Kerugiannya, ya jelas ada. Yang pasti gue sering berada di tengah-tengah. Si C cerita lagi sebel sama G karena satu hal. Ga taunya si G juga sebel sama si C karena hal yang sama. Hasilnya? Ya udah Lit, dengerin aja.

Ngomong-ngomong masalah denger, gue ini sering banget jadi 'tempat sampah'nya orang lain. Banyak orang yang bersedia secara sukarela menyimpan ceritanya di gue. Alasannya, menurut mereka gue ini pendengar yang baik.
Alhamdulillah ya, walaupun nggak bisa kasih solusi ala Mario Teguh, tapi setidaknya gue ada di hadapan mereka saat mereka cerita.

Kalau berdasarkan artikel Riska tentang kepribadian anakberdasarkan urutan lahir, ih bener banget yang ditulis tentang anak bungsu. Gue emang lebih fleksibel dan people person, sih (kayanya). Gue ga bisa basa basi, tapi kalo dicemplungin di suatu tempat yang baru, most likely gue bisa survive.

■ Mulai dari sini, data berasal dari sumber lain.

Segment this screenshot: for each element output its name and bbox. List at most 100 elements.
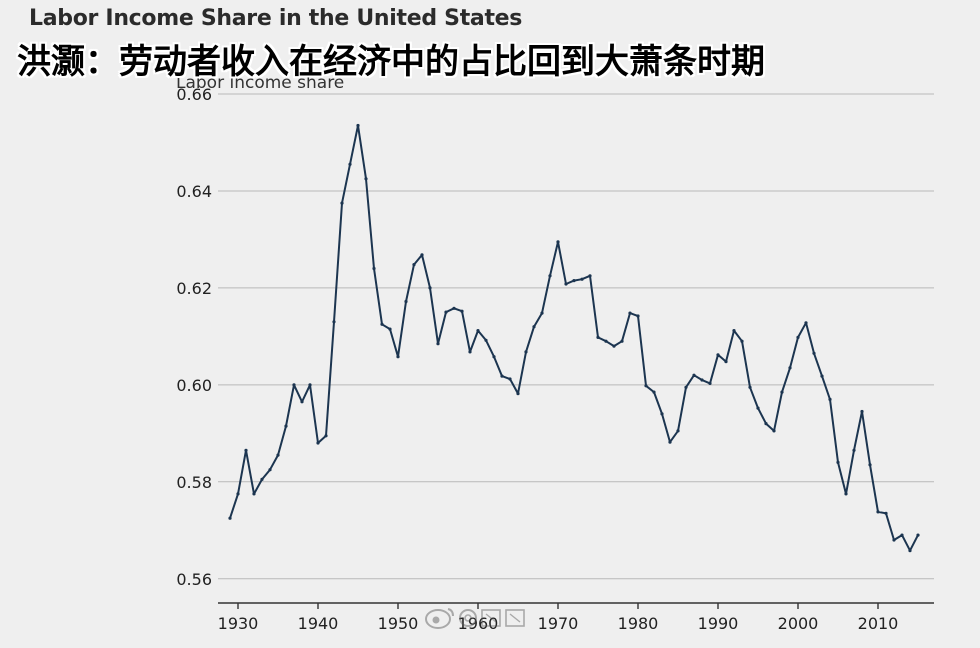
data-point	[516, 392, 520, 396]
data-point	[828, 397, 832, 401]
data-point	[764, 422, 768, 426]
data-point	[284, 424, 288, 428]
data-point	[684, 385, 688, 389]
x-tick-label: 1990	[698, 614, 739, 633]
y-tick-label: 0.64	[176, 182, 212, 201]
data-point	[724, 360, 728, 364]
data-point	[260, 477, 264, 481]
x-tick-labels: 1930 1940 1950 1960 1970 1980 1990 2000 2010	[218, 603, 899, 633]
data-point	[868, 463, 872, 467]
data-point	[836, 460, 840, 464]
data-point	[676, 429, 680, 433]
data-point	[556, 240, 560, 244]
x-tick-label: 2010	[858, 614, 899, 633]
data-point	[700, 378, 704, 382]
data-point	[668, 440, 672, 444]
y-tick-labels: 0.66 0.64 0.62 0.60 0.58 0.56	[176, 85, 212, 589]
data-point	[580, 277, 584, 281]
chart-title: Labor Income Share in the United States	[29, 6, 523, 31]
data-point	[356, 123, 360, 128]
data-point	[372, 266, 376, 271]
data-point	[308, 383, 312, 387]
data-point	[388, 327, 392, 331]
data-point	[860, 409, 864, 414]
data-point	[452, 306, 456, 310]
data-point	[476, 329, 480, 333]
grid-lines	[218, 93, 934, 580]
data-point	[340, 201, 344, 205]
data-point	[652, 390, 656, 394]
data-point	[316, 441, 320, 445]
data-point	[884, 511, 888, 515]
data-point	[916, 533, 920, 537]
y-tick-label: 0.56	[176, 570, 212, 589]
data-point	[428, 286, 432, 290]
data-point	[588, 274, 592, 278]
data-point	[748, 385, 752, 389]
data-point	[772, 429, 776, 433]
y-tick-label: 0.58	[176, 473, 212, 492]
data-point	[644, 384, 648, 388]
series-line-labor-income-share	[229, 124, 919, 552]
x-tick-label: 1950	[378, 614, 419, 633]
data-point	[564, 282, 568, 286]
x-tick-label: 1940	[298, 614, 339, 633]
data-point	[612, 344, 616, 348]
data-point	[692, 373, 696, 377]
data-point	[628, 311, 632, 315]
series-points	[228, 123, 920, 553]
data-point	[484, 338, 488, 342]
data-point	[228, 516, 232, 520]
data-point	[468, 350, 472, 354]
data-point	[364, 177, 368, 181]
data-point	[604, 339, 608, 343]
data-point	[380, 322, 384, 326]
data-point	[276, 453, 280, 457]
data-point	[548, 274, 552, 278]
data-point	[636, 314, 640, 318]
y-tick-label: 0.60	[176, 376, 212, 395]
data-point	[268, 468, 272, 472]
data-point	[820, 374, 824, 378]
data-point	[236, 492, 240, 496]
data-point	[332, 320, 336, 324]
data-point	[252, 492, 256, 496]
data-point	[716, 353, 720, 357]
data-point	[404, 299, 408, 304]
x-tick-label: 1980	[618, 614, 659, 633]
data-point	[460, 309, 464, 313]
data-point	[396, 355, 400, 359]
watermark-logo	[425, 608, 525, 629]
data-point	[420, 253, 424, 257]
data-point	[908, 549, 912, 553]
data-point	[436, 342, 440, 346]
overlay-caption: 洪灏：劳动者收入在经济中的占比回到大萧条时期	[17, 42, 765, 82]
data-point	[500, 374, 504, 378]
data-point	[324, 434, 328, 438]
data-point	[532, 325, 536, 329]
x-tick-label: 1930	[218, 614, 259, 633]
data-point	[660, 412, 664, 416]
data-point	[780, 390, 784, 394]
data-point	[492, 355, 496, 359]
data-point	[756, 406, 760, 410]
data-point	[596, 335, 600, 339]
data-point	[708, 381, 712, 385]
data-point	[876, 510, 880, 514]
data-point	[524, 350, 528, 354]
data-point	[508, 377, 512, 381]
y-tick-label: 0.62	[176, 279, 212, 298]
data-point	[852, 448, 856, 452]
data-point	[620, 339, 624, 343]
data-point	[844, 492, 848, 496]
data-point	[292, 383, 296, 387]
y-tick-label: 0.66	[176, 85, 212, 104]
x-tick-label: 2000	[778, 614, 819, 633]
data-point	[788, 366, 792, 370]
data-point	[812, 351, 816, 355]
data-point	[900, 533, 904, 537]
y-axis-label: Labor income share	[176, 73, 345, 93]
x-tick-label: 1970	[538, 614, 579, 633]
data-point	[740, 339, 744, 343]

At least gue bakal punya teman ngobrol lah. Gue senang bikin senang orang lain. Tapi karena gue nggak punya apa-apa yang bisa dikasih ke orang supaya orang itu senang, the best I can do adalah menjadi pendengar yang baik.
Mungkin itu kali ya, kenapa gue sering berada di banyak ‘kita’. Gue seneng dengerin omongan orang, gue seneng denger cerita orang, gue seneng karena berarti bisa dipercaya sama orang lain, gue seneng melakukan itu karena gue pikir hal itu bisa bikin orang lain senang.



Ah, nulis ini gue jadi inget chicklit yang terakhir gue baca. Judulnya “Godmother”. Khas chicklit sih, bukunya ringan. Tapi menurut gue isinya bagus. Dan seperti biasa sama kaya kalo denger lagu, gue kalo baca buku juga suka kait-kaitin sama diri gue sendiri. Si tokoh utamanya, namanya Tessa. Tessa ini punya banyak sahabat. Sahabat yang akrab sejak SMA, SD, sahabat ketemu waktu dia traveling, sahabat waktu dia mulai kerja, dan seterusnya. Tessa kemudian jadi ibu baptis dari semua sahabatnya itu. Hal ini kemudian bikin dia terlibat banyak masalah keluarga teman-temannya. Tessa selalu pengin hadir di dalam kehidupan sahabat-sahabatnya, membantu mereka menyelesaikan masalah, Tessa selalu jadi solusi. Intinya nih, Tessa terlalu mendalami perannya sebagai ibu baptis, sampai-sampai dia lupa sama masalahnya sendiri.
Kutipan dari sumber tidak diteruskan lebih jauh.